O objectivo da campanha digital é promover o sector alimentar, com foco no comércio electrónico, onde, sublinha Ana Menezes Cordeiro, a China representou, em 2020, metade das vendas a retalho de bens de consumo na internet em todo o mundo, com um volume de negócios avaliado em cerca de RMB9,8 biliões (aproximadamente MOP9,4 biliões). A campanha “Contos de Portugal” decorre até Abril e, segundo a diplomata, a Agência para o Investimento e Comércio Externo de Portugal (AICEP), a liderar a iniciativa, espera que esta chegue a “mais de 5,5 milhões de consumidores e profissionais da indústria”.
Quanto a grandes investimentos portugueses em Cantão, Ana Menezes Cordeiro menciona, sem adiantar detalhes, a abertura de uma loja de uma marca lusa, em fase de finalização. “Poderá ser um importante catalisador da ‘marca Portugal’ na região”, assinala.

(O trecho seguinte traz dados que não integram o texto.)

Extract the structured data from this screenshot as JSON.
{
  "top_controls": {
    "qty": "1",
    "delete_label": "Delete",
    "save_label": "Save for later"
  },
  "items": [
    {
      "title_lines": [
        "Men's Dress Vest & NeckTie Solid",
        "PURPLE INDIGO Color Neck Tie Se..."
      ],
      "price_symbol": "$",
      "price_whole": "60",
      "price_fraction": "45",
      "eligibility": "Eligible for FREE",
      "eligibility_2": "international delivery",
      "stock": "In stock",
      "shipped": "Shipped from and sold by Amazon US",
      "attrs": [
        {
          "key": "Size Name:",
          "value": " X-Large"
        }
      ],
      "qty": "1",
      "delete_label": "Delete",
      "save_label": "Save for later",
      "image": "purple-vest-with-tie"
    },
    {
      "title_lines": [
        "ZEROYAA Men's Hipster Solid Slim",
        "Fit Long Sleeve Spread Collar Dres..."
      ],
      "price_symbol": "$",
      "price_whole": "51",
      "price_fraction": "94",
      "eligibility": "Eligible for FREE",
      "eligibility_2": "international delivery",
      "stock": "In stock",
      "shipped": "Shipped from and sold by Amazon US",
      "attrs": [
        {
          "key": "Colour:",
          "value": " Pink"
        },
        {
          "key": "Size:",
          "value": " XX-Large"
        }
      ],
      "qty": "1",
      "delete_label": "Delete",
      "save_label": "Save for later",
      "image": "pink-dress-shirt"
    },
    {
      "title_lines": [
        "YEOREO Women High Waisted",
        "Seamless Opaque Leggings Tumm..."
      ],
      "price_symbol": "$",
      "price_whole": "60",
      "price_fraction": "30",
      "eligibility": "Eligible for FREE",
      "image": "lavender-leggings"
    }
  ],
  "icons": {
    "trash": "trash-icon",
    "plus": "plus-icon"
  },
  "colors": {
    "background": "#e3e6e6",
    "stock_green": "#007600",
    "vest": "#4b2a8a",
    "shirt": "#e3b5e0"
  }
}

A promoção de Portugal na China vai além do domínio económico. De acordo com a diplomata, para este ano está prevista a realização de várias acções culturais e de divulgação da língua portuguesa, se o “contexto sanitário” assim o permitir. Uma das iniciativas, a cargo da Universidade de Estudos Estrangeiros de Guangdong, será a realização de uma Semana da Língua Portuguesa, para promover o conhecimento das culturas lusófonas entre alunos e professores, evento apoiado pelo Consulado-Geral de Portugal em Cantão e pelos congéneres do Brasil e Angola.